Kaylin looked at her father, his head on her lap, as she held him. He was gone. Her eyes started tear up and she put her forehead against his and cried. After a few minutes, she started to smell the smoke coming into the area. She grabbed her father under the arms again and started to pull him out again. She made it outside as the roof over the blacksmith shop fell in, pulling with it other parts of the roof of the house. This just fed the fire a little more. There was nothing they could do about the fire. It was burning big and hot, there was nowhere to get water from besides a small well nearby. That would not be enough to make any difference. Kaylin lay down on the bedroll, thought about how exhausted her mind and body felt, she also thought about what to do. She had just buried her father, who was the world to her, next to her mother who died six years ago of a severe illness. Now she had no family and a burnt out shell of a home. These were her last thoughts as she drifted off to sleep.

Kaylin woke up coughing. She had this same dream the last four nights since returning home. Everything she had built up over her last twenty-two years of life had gone up in smoke, except what she carried on her horse. Tears started to form in Kaylin's eyes as she sat on her bedroll inside the tent. Confused as to what she was going to do, angry because everything she had ever known was gone.

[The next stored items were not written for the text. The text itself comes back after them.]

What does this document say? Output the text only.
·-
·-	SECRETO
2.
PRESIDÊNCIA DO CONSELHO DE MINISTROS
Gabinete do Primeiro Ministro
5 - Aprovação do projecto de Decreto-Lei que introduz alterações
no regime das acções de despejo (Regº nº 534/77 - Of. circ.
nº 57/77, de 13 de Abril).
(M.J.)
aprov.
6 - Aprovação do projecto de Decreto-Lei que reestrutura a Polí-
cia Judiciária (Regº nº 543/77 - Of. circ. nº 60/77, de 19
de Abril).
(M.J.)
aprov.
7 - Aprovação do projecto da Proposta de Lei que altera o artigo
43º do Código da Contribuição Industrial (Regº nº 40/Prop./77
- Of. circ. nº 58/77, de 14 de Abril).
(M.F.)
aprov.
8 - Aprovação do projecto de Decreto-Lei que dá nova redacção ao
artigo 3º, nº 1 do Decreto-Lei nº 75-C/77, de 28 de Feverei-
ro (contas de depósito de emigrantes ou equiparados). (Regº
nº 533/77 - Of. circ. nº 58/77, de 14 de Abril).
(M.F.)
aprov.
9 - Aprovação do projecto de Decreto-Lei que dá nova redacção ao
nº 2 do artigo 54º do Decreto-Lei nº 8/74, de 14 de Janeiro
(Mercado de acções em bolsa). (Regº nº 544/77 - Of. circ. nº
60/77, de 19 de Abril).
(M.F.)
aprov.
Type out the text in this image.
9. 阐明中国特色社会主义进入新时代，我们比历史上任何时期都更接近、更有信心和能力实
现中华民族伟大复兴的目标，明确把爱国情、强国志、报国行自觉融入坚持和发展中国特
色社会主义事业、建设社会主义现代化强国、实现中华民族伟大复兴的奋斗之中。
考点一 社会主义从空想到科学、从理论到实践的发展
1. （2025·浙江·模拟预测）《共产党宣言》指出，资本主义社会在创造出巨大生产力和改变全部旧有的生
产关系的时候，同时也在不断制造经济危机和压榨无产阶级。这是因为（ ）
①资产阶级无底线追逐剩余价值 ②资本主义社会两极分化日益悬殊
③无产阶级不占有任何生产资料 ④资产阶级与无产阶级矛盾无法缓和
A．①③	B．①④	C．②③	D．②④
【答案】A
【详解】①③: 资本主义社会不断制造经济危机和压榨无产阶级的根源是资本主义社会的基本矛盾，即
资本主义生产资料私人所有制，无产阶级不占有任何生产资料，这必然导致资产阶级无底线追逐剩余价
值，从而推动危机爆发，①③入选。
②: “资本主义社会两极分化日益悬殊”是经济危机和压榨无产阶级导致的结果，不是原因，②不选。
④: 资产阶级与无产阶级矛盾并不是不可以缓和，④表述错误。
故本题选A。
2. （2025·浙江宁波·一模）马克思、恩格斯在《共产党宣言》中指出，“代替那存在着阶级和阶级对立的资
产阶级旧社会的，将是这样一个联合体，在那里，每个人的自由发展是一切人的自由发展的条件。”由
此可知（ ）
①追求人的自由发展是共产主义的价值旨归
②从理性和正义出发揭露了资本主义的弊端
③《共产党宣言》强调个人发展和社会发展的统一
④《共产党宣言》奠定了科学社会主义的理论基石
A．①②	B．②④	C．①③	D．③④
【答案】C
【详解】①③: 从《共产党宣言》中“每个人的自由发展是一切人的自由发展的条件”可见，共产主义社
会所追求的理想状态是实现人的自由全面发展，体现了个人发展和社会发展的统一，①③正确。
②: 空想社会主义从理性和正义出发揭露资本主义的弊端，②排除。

Kaylin slowly got up, tucked her wavy brown hair behind her ears, rolled up her bedroll, and took down her tent that was set up next to her burnt out house. She packed up the few things and put them onto the horse. She went back into the house one last time to check for anything that might have survived before she would leave the home she grew up in for good. She stood in the center of the house and looked around. The house was half stone and half wood. Her father spent several years building this house himself, bringing stones from different locations around the Basin to build the four-foot high stone walls at the bottom of the house. He traveled to the Kingdom of Woodhaven to get the logs to build the upper portion of the house and roof. All that stood now was the stones at the bottom of the house. The tears formed in her eyes again as she looked around. As she leaned against one of the walls, the energy drained out of Kaylin. She sat on the ground in a ball, with her knees up and her forehead resting on her knees trying to recompose herself.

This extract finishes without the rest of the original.